Abstract

The treatment of Parkinson’s disease (PD) with dopaminergic therapy improves functionality and quality of life. However, as the disease progresses, the wearing-off phenomenon develops, which necessitates complex posology adjustment or adjuvant therapy. This phenomenon may not be well recognized, especially if it is mild or involves nonmotor symptoms. Questionnaires were developed to improve the recognition of the wearing-off phenomenon. The questionnaires consist of a list of symptoms that patients must check if they have and if the symptoms improve with medication. A recent review by the Movement Disorder Society suggested the 19-item (WOQ-19) and 9-item (WOQ-9) questionnaires as screening tools for the wearing-off phenomenon. However, there has not been a systematic review to assess the questionnaires’ clinimetric properties, such as sensitivity, specificity, test-retest reliability, and responsiveness. We conducted an extensive search for studies using these two tools. We identified 3 studies using WOQ-19 and 5 studies using WOQ-9. Both questionnaires seem to have good sensitivity (0.81–1). WOQ-19 has variable specificity (0.39–0.8), depending on the number of positive items, while WOQ-9 lacks specificity (0.1–0.69). Only one study using WOQ-19 reported test-retest, and only two studies reported responsiveness. Thus, this report describes the first independent systematic review to exam quantitatively the clinimetric properties of these two questionnaires.

1. Introduction

The treatment of Parkinson’s disease (PD) with dopaminergic therapy improves functionality and quality of life. However, as the disease progresses, it causes motor and nonmotor fluctuations [1]. The well-described wearing-off (WO) phenomenon is the shortening effect of levodopa, which can be managed with dosage adjustment or adjuvant therapy, such as catechol-O-methyltransferase (COMT) inhibitors [2]. Clinical evaluation has been the gold standard for diagnosing this condition. However, the WO phenomenon may not be well recognized, mainly if it is mild or involves nonmotor symptoms. Several scholars argue that recognition of WO phenomenon could change the way that it is managed and improve patient’s functionality [3].

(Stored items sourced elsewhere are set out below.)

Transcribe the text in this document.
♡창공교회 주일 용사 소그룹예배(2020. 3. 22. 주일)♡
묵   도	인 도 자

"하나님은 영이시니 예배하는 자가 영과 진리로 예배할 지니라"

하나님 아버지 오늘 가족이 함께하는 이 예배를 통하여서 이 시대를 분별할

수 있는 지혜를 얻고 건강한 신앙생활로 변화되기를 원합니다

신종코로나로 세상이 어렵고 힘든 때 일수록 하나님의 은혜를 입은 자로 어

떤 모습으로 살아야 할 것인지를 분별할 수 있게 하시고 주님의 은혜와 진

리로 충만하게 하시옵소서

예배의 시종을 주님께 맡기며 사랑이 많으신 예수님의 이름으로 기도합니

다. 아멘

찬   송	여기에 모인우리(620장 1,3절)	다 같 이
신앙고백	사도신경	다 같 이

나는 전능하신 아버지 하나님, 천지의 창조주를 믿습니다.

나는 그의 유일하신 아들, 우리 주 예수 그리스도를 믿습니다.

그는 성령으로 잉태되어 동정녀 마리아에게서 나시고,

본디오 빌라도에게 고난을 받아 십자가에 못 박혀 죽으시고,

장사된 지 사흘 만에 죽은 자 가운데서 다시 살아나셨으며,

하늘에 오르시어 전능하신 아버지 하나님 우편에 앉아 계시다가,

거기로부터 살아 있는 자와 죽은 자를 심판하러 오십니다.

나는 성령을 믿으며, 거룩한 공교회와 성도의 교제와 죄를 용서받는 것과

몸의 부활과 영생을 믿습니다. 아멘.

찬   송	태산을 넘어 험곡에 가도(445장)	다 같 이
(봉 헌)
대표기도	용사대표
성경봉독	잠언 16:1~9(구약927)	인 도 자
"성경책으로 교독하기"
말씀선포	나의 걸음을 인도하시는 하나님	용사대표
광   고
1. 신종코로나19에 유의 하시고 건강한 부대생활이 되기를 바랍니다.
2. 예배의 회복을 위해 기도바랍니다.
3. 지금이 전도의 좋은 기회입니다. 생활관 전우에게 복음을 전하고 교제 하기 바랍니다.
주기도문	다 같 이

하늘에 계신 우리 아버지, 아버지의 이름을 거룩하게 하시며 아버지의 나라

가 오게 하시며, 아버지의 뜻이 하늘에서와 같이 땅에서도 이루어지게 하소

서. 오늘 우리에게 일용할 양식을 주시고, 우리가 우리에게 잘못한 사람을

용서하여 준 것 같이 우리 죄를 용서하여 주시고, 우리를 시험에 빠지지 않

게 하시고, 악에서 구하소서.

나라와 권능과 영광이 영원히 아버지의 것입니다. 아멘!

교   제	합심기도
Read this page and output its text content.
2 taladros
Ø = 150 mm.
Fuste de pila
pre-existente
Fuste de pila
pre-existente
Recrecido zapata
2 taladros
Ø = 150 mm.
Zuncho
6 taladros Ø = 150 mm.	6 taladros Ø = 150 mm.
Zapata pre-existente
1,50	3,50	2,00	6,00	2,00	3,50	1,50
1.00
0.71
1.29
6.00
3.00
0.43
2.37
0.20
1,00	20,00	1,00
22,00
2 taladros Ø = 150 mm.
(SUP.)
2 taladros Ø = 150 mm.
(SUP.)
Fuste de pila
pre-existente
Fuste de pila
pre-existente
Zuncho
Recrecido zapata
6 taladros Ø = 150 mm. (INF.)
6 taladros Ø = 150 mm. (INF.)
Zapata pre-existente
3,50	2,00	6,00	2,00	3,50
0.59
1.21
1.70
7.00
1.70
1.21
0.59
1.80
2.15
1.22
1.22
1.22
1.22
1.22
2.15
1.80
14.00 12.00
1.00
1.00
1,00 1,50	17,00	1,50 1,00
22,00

To improve the recognition of WO phenomenon, a 32-item questionnaire (WOQ-32) was developed [3]. The questionnaire consists of a checklist of symptoms that patients must identify, and they must note if these symptoms improve with medication. For practical reasons, using the same research, this questionnaire was adapted to a 19-item questionnaire (WOQ-19), which had the same properties [4]. Later, a 9-item questionnaire (WOQ-9) was developed [5], containing the most valuable questions, and it was successfully tested [6]. The WOQ-9 has been used for a number of clinical studies, translated into several languages, and adapted with several different clinimetric properties [7]. A recent review by the Movement Disorder Society set both the WOQ-19 and WOQ-9 as recommended tools for screening for WO phenomenon [8]. However, this review did not address quantitatively the clinimetric properties in Parkinson’s disease patients compared to clinical evaluation.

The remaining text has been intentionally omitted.